This is the mail archive of the
gcc-patches@gcc.gnu.org
mailing list for the GCC project.
Re: [PATCH] bb-reorder: Improve the simple algorithm for -Os (PR67864)
- From: Segher Boessenkool <segher at kernel dot crashing dot org>
- To: Bernd Schmidt <bschmidt at redhat dot com>
- Cc: gcc-patches at gcc dot gnu dot org
- Date: Fri, 9 Oct 2015 11:27:36 -0500
- Subject: Re: [PATCH] bb-reorder: Improve the simple algorithm for -Os (PR67864)

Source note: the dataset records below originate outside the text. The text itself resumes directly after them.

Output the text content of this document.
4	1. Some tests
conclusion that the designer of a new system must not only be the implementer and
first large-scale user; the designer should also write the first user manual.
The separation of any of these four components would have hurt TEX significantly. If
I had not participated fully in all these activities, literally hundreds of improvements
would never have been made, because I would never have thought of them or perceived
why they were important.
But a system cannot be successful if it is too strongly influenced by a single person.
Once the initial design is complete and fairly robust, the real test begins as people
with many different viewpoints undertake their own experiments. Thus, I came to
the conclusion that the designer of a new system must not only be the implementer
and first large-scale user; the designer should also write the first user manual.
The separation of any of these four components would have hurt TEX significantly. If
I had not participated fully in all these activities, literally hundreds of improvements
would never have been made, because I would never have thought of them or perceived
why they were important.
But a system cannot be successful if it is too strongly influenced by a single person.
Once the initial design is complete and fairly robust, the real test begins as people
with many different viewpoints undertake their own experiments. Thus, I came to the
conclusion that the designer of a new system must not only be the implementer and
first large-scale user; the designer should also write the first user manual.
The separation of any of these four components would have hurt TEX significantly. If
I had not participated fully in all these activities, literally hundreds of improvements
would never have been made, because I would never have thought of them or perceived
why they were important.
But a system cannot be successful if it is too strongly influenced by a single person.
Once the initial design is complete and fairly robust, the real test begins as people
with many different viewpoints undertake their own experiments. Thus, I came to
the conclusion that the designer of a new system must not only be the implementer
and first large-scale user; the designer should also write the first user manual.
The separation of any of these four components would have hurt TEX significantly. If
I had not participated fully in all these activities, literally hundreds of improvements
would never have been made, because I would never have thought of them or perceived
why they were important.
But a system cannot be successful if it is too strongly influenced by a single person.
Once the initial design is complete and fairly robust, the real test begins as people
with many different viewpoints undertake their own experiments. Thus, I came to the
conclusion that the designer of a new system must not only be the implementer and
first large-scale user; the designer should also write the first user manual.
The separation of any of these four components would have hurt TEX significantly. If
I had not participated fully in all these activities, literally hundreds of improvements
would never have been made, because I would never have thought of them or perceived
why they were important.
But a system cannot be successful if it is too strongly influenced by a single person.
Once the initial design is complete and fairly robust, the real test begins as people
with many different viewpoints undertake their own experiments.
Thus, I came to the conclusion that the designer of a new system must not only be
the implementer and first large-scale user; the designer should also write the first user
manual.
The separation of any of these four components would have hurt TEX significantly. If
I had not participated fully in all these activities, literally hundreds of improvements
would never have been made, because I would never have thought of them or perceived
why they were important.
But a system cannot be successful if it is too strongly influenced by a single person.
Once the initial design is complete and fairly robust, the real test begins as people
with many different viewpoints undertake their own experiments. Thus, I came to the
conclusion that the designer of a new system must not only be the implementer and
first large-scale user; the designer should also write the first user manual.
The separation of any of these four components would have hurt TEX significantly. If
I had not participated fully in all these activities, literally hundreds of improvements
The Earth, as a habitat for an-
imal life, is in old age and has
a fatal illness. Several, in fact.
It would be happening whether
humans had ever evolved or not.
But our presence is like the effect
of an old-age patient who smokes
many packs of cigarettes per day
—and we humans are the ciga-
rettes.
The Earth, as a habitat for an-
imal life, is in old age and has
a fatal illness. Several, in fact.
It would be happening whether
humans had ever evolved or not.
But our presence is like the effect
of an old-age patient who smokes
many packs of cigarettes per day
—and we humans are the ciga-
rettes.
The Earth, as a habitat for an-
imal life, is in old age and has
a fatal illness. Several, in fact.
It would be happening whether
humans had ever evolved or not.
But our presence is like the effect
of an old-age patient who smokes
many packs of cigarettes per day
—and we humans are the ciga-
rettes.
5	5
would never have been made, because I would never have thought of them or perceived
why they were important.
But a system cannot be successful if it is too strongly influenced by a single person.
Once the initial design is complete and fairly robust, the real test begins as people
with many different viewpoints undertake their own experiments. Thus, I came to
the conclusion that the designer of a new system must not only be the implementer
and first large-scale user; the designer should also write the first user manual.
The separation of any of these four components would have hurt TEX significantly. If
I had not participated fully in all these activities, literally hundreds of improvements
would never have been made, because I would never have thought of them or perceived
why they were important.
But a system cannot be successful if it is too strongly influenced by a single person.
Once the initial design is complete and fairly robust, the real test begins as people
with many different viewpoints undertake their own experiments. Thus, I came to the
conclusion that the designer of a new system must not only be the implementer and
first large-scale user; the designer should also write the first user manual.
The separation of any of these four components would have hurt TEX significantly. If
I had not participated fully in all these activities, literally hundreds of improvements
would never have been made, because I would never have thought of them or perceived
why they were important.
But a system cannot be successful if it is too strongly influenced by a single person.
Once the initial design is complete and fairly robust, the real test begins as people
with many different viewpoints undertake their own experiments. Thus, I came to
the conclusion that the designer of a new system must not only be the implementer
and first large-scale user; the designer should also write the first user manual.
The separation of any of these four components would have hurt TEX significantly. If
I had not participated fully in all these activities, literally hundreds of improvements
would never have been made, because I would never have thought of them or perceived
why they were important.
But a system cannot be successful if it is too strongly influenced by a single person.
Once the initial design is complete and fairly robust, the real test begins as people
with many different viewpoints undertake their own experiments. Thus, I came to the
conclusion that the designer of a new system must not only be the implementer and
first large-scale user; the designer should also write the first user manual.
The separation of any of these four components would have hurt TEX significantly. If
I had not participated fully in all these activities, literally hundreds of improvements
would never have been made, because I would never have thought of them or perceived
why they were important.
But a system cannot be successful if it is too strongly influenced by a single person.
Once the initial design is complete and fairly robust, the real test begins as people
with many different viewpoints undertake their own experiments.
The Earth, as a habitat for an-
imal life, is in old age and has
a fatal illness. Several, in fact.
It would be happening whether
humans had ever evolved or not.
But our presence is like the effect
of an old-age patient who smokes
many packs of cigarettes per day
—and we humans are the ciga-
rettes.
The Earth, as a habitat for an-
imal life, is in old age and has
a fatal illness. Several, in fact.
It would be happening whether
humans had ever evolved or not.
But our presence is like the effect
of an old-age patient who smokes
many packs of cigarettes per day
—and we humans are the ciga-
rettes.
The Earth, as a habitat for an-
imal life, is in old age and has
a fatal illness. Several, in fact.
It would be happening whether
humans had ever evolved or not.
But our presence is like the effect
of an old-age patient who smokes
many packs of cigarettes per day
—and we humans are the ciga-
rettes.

- Authentication-results: sourceware.org; auth=none
- References: <c792164a9e6f8c4ba4db346c2df0e2341c73a3df dot 1444322573 dot git dot segher at kernel dot crashing dot org> <56179882 dot 6050501 at redhat dot com>
On Fri, Oct 09, 2015 at 12:35:46PM +0200, Bernd Schmidt wrote:
> On 10/08/2015 06:57 PM, Segher Boessenkool wrote:
> >As the PR points out, the "simple" reorder algorithm makes bigger code
> >than the STC algorithm did, for -Os, for x86. I now tested it for many
> >different targets and it turns out to be worse everywhere.
>
> That's somewhat disappointing. Wasn't it supposed to improve over it?
> What went wrong?
I first somehow tested -O2 only. Then when you asked I tested -Os again,
but only on powerpc64, and it was 0.1% there. It seems combine.ii is not
very representative for this :-/
> >Is this okay for trunk?
> >
> >2015-10-08 Segher Boessenkool <segher@kernel.crashing.org>
> >
> > PR rtl-optimization/67864
> > * gcc/bb-reorder (reorder_basic_blocks_simple): Prefer existing
> > fallthrough edges for conditional jumps. Don't sort candidate
> > edges if not optimizing for speed.
>
> Ok. Although it would be nice to understand exactly what causes code
> growth and possibly get a real cost estimate rather than such a heuristic.
There are two main factors: firstly, you want to have as many fallthroughs
as possible (any block that does not end in a fallthrough gets an extra
jump insn). I haven't found any purely local heuristic that works better
than this patch. Very likely you can do better by looking at bigger parts
of the graph (say, identify loops and diamonds).
The second thing (which still hurts x86) is that on some targets the "cheap"
conditional branches have a very short range. "Simple" has no notion of
jump distance at all.
Segher